Entre 1929 et 1934, le Bernice P. Bishop Museum (muséum d'histoire naturelle et culturelle de l'État d'Hawaï) organise une mission expéditionnaire dans le but d’étudier la musique et les chants polynésiens. A l’issue de la mission, quelques 600 textes sont collectés. De plus, 350 chansons sont enregistrées. Le service des Archives du Pays a, en sa possession, quelques unes de ces œuvres uniques. Plus de 80 années plus tard, des chants des atolls de Vahitahi, Napuka, Reao et Fangatau ont pu être restaurés et archivés. Mais comment sont-ils arrivés jusque sur les hauteurs de Pape’ete, c’est-à-dire dans les locaux de l’établissement ? Là encore, il faut remonter dans le temps.

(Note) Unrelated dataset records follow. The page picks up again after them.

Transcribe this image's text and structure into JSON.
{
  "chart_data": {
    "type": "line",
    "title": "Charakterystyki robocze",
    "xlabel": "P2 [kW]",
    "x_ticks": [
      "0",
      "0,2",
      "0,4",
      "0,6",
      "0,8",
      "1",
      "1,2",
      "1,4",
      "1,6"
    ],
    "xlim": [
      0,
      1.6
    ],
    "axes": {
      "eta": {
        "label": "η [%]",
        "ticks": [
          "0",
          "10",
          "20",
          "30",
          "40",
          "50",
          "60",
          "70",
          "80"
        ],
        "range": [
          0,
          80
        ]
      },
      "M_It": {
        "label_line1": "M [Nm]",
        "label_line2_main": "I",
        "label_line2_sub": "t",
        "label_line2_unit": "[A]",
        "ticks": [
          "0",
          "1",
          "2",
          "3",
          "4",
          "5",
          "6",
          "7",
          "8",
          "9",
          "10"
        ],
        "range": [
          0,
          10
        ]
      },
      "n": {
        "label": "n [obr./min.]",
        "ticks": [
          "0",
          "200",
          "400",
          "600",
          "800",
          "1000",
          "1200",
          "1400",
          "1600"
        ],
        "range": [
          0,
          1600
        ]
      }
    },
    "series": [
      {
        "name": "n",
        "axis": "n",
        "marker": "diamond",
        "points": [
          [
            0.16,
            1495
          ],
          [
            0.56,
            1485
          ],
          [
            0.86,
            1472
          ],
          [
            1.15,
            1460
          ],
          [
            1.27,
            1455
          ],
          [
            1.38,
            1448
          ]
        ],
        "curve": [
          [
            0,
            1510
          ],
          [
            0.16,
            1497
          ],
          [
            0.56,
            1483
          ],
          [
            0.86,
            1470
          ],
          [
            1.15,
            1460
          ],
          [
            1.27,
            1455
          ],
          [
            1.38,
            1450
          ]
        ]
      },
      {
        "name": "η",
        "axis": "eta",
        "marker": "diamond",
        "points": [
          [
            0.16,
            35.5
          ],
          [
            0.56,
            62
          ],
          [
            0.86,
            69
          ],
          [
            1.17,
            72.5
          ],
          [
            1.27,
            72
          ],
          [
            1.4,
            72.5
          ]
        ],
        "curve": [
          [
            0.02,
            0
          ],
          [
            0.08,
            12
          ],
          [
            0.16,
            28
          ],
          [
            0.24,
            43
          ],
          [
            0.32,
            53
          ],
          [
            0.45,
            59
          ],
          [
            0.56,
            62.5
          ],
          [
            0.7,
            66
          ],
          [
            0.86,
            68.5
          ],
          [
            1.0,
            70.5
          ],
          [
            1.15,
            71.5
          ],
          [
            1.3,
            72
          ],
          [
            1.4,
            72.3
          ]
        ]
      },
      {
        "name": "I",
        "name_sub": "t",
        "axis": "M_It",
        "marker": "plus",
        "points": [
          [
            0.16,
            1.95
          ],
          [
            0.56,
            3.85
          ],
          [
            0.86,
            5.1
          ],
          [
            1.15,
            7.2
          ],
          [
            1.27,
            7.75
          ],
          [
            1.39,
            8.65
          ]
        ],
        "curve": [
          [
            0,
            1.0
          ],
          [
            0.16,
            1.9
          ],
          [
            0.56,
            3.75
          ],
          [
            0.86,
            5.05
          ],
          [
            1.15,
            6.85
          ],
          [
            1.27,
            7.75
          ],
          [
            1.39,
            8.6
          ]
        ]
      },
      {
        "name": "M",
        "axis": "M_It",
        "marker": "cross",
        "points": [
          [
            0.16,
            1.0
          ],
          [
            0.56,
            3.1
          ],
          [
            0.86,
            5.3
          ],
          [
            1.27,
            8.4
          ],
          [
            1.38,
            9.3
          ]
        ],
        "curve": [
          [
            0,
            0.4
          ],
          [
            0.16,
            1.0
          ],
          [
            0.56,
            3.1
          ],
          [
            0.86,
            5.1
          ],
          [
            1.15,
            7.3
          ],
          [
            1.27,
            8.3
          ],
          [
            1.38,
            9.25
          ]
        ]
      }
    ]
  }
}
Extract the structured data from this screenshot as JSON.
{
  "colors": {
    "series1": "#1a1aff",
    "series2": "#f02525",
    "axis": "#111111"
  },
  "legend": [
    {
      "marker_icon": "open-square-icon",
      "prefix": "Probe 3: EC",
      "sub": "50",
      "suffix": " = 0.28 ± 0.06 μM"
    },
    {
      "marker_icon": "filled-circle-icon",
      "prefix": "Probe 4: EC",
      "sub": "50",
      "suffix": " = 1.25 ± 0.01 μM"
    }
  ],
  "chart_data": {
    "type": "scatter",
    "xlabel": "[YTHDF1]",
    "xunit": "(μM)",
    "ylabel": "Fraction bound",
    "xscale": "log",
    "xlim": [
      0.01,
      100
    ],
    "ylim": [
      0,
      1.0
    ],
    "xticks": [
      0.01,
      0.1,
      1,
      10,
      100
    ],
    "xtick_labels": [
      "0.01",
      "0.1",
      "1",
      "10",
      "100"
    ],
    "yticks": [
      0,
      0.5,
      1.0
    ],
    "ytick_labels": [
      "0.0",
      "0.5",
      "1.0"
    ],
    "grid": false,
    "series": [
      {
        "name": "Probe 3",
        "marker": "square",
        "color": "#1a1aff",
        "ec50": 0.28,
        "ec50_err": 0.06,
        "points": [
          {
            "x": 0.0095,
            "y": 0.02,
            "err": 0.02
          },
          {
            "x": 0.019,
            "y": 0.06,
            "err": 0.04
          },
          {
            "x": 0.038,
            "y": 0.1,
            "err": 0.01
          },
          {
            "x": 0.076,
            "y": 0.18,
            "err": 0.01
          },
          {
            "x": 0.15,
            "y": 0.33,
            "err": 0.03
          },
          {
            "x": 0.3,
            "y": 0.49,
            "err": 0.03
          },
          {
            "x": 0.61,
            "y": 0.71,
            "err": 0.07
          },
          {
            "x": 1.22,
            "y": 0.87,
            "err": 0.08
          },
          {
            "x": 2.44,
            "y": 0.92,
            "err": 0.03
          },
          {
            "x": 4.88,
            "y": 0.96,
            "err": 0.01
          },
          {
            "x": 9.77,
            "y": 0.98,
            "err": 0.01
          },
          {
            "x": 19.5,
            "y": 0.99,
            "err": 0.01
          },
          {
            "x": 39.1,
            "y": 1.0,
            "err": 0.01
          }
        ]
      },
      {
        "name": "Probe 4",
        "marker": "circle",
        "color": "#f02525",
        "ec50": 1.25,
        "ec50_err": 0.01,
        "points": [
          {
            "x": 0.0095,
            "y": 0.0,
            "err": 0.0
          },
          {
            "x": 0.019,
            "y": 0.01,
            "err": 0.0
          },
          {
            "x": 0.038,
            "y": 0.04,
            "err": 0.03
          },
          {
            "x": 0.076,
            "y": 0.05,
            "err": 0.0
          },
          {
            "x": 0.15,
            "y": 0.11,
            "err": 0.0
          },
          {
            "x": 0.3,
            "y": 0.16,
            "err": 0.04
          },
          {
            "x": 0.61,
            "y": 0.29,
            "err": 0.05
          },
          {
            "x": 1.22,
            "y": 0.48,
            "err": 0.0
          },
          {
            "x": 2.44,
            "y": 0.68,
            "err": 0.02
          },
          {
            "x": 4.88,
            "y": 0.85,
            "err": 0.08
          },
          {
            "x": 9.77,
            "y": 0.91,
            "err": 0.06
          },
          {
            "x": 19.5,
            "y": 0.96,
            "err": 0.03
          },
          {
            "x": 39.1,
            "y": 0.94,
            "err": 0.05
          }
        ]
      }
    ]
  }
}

Une expédition pluridisciplinaire

La première expédition du Bishop Museum (1929-1931) était composée de Kenneth Emory, anthropologue, Clifford Gessler, journaliste et Franck Stimson, linguiste, qui plus tard a publié des traductions de certaines chansons. De cette première mission est née l’ouvrage intitulé « Native Music of the Tuamotus » de E.G. Burrows qui analyse les résultats de cette collecte. A cette époque, les enregistrements s’effectuaient sur des « Dictaphone » à cylindre de cire. On imagine sans peine les difficultés d’une telle entreprise, la patience de ces chercheurs qui recueillirent et notèrent ces musiques en parcourant les îles les plus reculées.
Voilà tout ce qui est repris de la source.